Оценить такой жест в полной мере способен лишь тот, кто сам помотался по гарнизонам. Во всяком случае, Голубков чуть не прослезился от умиления, когда Косенко заржал, прощаясь и передавая ему ключи: «Чего тебе по гостиницам мыкаться? Живи здесь, никто не помешает ни делом заниматься, ни баб водить». Ну, бабы не бабы, а работать здесь было очень даже удобно. Тихо, уютно, можно сосредоточиться. А только все равно никак не удавалось Голубкову сдвинуться с мертвой точки. Он почти механически перекладывал листы из досье Кукушкина и Огинской, лихорадочно пытался отыскать в них зацепку, которая укажет, кто из этих двоих мог сообщить талибам о яде. И самое главное — кто из них может раскрыть секрет противоядия. В глазах прыгали красные и желтые пятна. В висках стучали одновременно несколько отбойных молотков. Неудивительно — после восьмой-то чашки кофе за ночь. И после второй пачки сигарет. Никогда еще так явственно он не ощущал течение времени. Каждая секунда приближала трагедию. Как будто часовой механизм бомбы. Он не имеет права опоздать. Вернее, они уже опоздали, но есть, есть еще очень зыбкая надежда найти противоядие. Поэтому думай, Голубков, думай…

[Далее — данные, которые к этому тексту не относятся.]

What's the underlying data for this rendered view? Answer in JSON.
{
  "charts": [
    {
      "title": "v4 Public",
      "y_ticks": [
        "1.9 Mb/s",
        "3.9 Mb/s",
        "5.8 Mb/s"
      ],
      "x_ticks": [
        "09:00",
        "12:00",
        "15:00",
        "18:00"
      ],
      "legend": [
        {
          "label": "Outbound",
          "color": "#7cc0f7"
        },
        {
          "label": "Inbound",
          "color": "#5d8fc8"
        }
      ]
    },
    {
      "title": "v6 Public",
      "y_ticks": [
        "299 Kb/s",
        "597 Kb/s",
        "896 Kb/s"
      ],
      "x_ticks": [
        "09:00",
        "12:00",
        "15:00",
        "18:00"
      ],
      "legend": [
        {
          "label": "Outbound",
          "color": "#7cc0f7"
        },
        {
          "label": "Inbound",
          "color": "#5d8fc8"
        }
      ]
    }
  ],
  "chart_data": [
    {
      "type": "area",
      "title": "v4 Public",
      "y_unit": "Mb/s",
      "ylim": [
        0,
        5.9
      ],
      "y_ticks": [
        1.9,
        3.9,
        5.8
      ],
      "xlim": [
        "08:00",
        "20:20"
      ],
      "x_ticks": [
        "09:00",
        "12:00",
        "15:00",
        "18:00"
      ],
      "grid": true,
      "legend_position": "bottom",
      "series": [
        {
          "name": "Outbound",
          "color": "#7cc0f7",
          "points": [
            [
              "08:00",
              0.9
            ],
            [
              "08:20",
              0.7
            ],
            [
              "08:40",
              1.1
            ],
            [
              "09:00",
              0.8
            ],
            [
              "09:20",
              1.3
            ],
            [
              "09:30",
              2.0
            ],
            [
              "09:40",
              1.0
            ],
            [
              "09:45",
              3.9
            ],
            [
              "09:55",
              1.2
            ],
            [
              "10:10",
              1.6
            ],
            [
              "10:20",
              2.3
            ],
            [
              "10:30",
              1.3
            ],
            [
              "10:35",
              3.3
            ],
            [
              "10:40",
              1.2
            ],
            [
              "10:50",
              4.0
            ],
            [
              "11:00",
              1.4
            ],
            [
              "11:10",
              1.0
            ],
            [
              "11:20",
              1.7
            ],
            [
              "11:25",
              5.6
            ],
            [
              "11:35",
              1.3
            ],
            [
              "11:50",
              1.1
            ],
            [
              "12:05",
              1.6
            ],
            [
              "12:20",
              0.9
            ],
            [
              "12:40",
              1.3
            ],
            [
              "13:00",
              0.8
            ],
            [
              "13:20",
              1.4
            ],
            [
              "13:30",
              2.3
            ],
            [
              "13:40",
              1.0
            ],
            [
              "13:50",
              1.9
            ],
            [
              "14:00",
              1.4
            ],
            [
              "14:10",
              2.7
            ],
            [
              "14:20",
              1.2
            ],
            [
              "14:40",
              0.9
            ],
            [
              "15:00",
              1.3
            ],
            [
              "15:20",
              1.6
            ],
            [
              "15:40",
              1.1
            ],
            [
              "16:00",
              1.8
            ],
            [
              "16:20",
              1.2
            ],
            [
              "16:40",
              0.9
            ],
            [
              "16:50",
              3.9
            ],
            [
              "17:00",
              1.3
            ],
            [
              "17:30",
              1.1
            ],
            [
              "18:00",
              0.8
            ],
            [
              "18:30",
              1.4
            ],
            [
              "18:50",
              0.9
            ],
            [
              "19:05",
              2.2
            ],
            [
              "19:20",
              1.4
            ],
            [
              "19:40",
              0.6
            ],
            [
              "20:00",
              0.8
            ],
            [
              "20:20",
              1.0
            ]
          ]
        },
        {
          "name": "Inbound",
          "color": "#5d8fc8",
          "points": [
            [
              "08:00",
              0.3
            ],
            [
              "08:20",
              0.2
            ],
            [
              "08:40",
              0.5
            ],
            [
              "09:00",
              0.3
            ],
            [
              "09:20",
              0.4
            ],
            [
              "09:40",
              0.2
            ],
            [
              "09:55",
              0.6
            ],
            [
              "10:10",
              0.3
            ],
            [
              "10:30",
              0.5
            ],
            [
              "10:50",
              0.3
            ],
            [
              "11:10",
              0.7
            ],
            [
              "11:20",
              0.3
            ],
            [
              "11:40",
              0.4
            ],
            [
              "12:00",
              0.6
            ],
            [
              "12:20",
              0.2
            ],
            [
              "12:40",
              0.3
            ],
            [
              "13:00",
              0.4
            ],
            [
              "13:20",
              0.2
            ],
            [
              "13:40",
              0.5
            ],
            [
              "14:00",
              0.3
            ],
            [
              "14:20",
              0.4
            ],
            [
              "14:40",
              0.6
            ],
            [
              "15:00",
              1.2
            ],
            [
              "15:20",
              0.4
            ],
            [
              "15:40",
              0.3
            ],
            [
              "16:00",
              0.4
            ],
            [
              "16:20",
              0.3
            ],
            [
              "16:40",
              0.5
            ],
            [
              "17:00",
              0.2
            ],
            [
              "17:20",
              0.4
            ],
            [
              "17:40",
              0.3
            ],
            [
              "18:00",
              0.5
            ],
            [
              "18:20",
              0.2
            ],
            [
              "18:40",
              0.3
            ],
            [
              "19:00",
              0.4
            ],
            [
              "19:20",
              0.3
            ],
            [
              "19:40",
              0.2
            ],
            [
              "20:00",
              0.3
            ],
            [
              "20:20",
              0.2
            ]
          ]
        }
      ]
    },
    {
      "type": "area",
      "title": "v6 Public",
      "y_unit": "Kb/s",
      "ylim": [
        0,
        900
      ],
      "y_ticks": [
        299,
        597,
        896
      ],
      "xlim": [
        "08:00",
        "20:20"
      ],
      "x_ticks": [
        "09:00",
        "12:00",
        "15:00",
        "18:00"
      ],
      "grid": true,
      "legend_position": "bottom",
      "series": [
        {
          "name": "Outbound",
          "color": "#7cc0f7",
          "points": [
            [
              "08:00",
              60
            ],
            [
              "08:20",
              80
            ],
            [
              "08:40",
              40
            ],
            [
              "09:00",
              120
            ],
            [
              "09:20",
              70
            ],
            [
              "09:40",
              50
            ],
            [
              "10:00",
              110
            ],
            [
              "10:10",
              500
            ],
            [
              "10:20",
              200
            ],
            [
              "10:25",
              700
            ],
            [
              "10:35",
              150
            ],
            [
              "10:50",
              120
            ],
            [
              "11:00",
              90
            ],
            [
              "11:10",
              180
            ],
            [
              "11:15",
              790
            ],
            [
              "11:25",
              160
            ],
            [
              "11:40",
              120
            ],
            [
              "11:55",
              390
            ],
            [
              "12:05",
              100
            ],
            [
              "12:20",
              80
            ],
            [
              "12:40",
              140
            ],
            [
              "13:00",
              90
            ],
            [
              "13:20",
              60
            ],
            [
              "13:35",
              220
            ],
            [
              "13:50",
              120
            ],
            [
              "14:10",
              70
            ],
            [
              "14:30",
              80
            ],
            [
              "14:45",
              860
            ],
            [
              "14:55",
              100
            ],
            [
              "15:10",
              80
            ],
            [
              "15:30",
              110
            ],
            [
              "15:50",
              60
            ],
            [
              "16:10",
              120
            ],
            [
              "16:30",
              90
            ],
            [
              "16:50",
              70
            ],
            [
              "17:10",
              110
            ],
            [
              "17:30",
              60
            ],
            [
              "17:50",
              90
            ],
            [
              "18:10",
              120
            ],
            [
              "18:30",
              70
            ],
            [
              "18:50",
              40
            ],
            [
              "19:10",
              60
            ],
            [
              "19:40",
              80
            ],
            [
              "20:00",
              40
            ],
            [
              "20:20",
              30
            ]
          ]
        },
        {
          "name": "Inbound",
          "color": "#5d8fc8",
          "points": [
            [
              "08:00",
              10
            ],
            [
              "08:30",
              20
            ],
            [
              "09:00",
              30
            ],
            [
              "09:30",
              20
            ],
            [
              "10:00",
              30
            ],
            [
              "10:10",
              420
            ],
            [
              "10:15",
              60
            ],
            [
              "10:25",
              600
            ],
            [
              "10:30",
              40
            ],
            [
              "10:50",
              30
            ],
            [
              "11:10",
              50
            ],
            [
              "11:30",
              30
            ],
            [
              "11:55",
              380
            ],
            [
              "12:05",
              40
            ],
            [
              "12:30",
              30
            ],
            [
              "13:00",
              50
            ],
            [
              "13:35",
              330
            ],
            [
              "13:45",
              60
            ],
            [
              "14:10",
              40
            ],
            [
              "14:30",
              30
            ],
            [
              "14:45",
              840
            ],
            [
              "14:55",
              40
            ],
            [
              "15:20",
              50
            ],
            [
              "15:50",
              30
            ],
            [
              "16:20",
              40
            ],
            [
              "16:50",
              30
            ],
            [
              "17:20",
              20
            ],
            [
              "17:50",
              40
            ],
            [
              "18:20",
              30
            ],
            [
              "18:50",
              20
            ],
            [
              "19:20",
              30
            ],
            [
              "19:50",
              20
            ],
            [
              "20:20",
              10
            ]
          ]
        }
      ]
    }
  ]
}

Мисс Софи — так она значилась в последних документах ЦРУ. Эта неуловимая мисс Софи, судя по ее досье, на многое способна… Она вполне может быть замешана в этой истории с ядом…
Внезапно зазвонил мобильник.
— Алло. Голубков слушает.
— Константин Дмитриевич, это мы.
— Пастух! Как там у вас?..
— Нормально. Мы привезли ее.
— Огинскую?
— Да. Но это не она. То есть она ничего никому не сообщала.
— Ты уверен?
— А вы с ней сами поговорите.
— А противоядие?
— У нее в лаборатории был роман с одним несостоявшимся научным светилом, она утверждает, что он самостоятельно проводил какие-то исследования с этим ядом. Так, может, это он?